A publicação do decreto que regulariza o uso de aplicativos para transporte individual de passageiros pode não ser o ponto final da novela que se tornou a liberação do Uber e de empresas similares em São Paulo. Mesmo depois da "canetada" do prefeito Fernando Haddad (PT), a Câmara Municipal promete manter o debate aceso e votar novo projeto de lei sobre o tema, desta vez atendendo a parte das reivindicações dos taxistas.

Quem lidera o movimento é a própria bancada do PT, que promete apresentar um esboço da ideia já na semana que vem. Segundo o vereador Paulo Fiorilo, a intenção é propor um texto que atenda a duas das principais demandas dos taxistas: limitar o número de carros de aplicativos nas ruas e criar um mecanismo que torne os preços praticados pelos aplicativos mais próximos da tarifa dos táxis. A proposta ainda deve englobar algumas das regras definidas pela prefeitura, como a criação de um sistema de cobrança pelo uso do viário urbano, com base na venda de créditos por quilômetro rodado.


— Podemos avançar nesse sentido e sem entrar nesse clima de Fla-Flu. Essa novela ainda não terminou. Não dá para os taxistas competirem com o Uber com valor mais alto de tarifa. O debate sobre o preço deve ser ampliado na cidade.

Fiorilo admite não ter conversado pessoalmente com o prefeito sobre a intenção da bancada.


— Mas ele sabe, não é traição, não.

Os taxistas exigem que a Câmara limite a 2.000 os carros operados por aplicativos nas ruas — o equivalente a 5% da frota atual de táxis.

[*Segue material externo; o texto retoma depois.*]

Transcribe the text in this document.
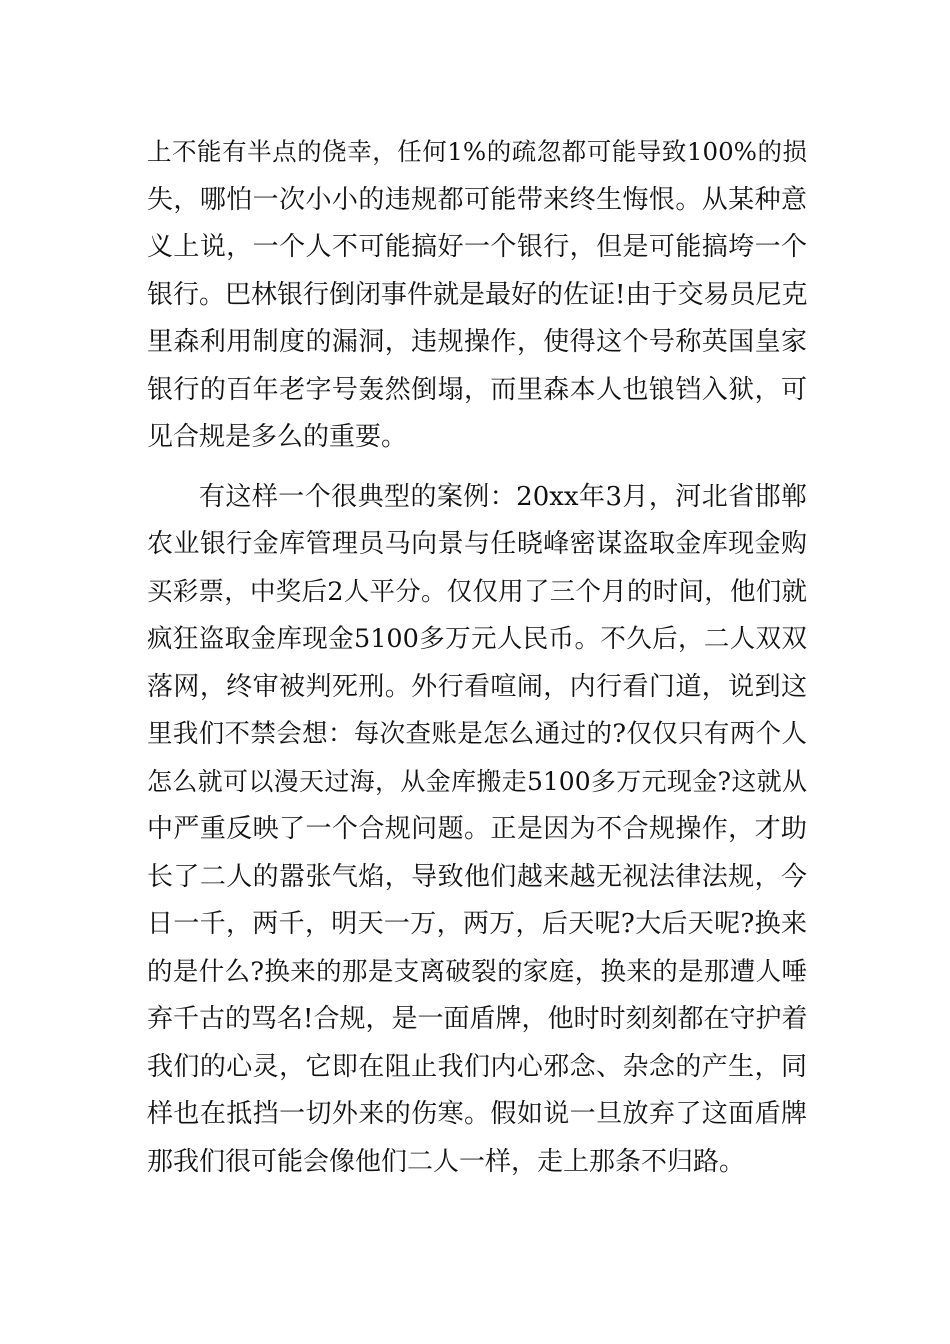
上不能有半点的侥幸，任何1%的疏忽都可能导致100%的损

失，哪怕一次小小的违规都可能带来终生悔恨。从某种意

义上说，一个人不可能搞好一个银行，但是可能搞垮一个

银行。巴林银行倒闭事件就是最好的佐证!由于交易员尼克

里森利用制度的漏洞，违规操作，使得这个号称英国皇家

银行的百年老字号轰然倒塌，而里森本人也锒铛入狱，可

见合规是多么的重要。

有这样一个很典型的案例：20xx年3月，河北省邯郸

农业银行金库管理员马向景与任晓峰密谋盗取金库现金购

买彩票，中奖后2人平分。仅仅用了三个月的时间，他们就

疯狂盗取金库现金5100多万元人民币。不久后，二人双双

落网，终审被判死刑。外行看喧闹，内行看门道，说到这

里我们不禁会想：每次查账是怎么通过的?仅仅只有两个人

怎么就可以漫天过海，从金库搬走5100多万元现金?这就从

中严重反映了一个合规问题。正是因为不合规操作，才助

长了二人的嚣张气焰，导致他们越来越无视法律法规，今

日一千，两千，明天一万，两万，后天呢?大后天呢?换来

的是什么?换来的那是支离破裂的家庭，换来的是那遭人唾

弃千古的骂名!合规，是一面盾牌，他时时刻刻都在守护着

我们的心灵，它即在阻止我们内心邪念、杂念的产生，同

样也在抵挡一切外来的伤寒。假如说一旦放弃了这面盾牌

那我们很可能会像他们二人一样，走上那条不归路。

O número é inferior ao divulgado pela prefeitura, que pretende iniciar o credenciamento com 5.000 veículos, podendo chegar a 12 mil de forma gradativa.


— Podemos encontrar um meio-termo nessa questão. Metade da proposta do prefeito, por exemplo.

A posição do PT é a mesma de outros partidos, como PMDB, PSDB, PP e PV. Na semana passada, nove líderes partidários defenderam publicamente a continuação dos debates no Legislativo. Mesmo representantes dos taxistas, como os vereadores Adilson Amadeu (PTB) e Salomão Pereira (PSDB), sinalizam apoio a um novo projeto.


Se vingar, caberá a Haddad sancionar ou não lei que torne a regulação dos aplicativos definitiva. Um decreto, segundo o presidente da Casa, Antonio Donato (PT), "é frágil juridicamente". Já o respaldo de uma lei daria segurança tanto à prefeitura como aos aplicativos.

"Menina dos olhos" da Uber, compartilhamento de viagens prejudica motoristas

Habilidade

Para a oposição, o resultado é fruto da falta de habilidade do prefeito, diz Ricardo Nunes (PMDB).

— O tema Uber foi muito mal conduzido por Haddad. O certo agora é começar tudo de novo.

Na terça-feira (10), sem politizar o tema, o governo alegou que decisões judiciais delegam regulação ao Executivo.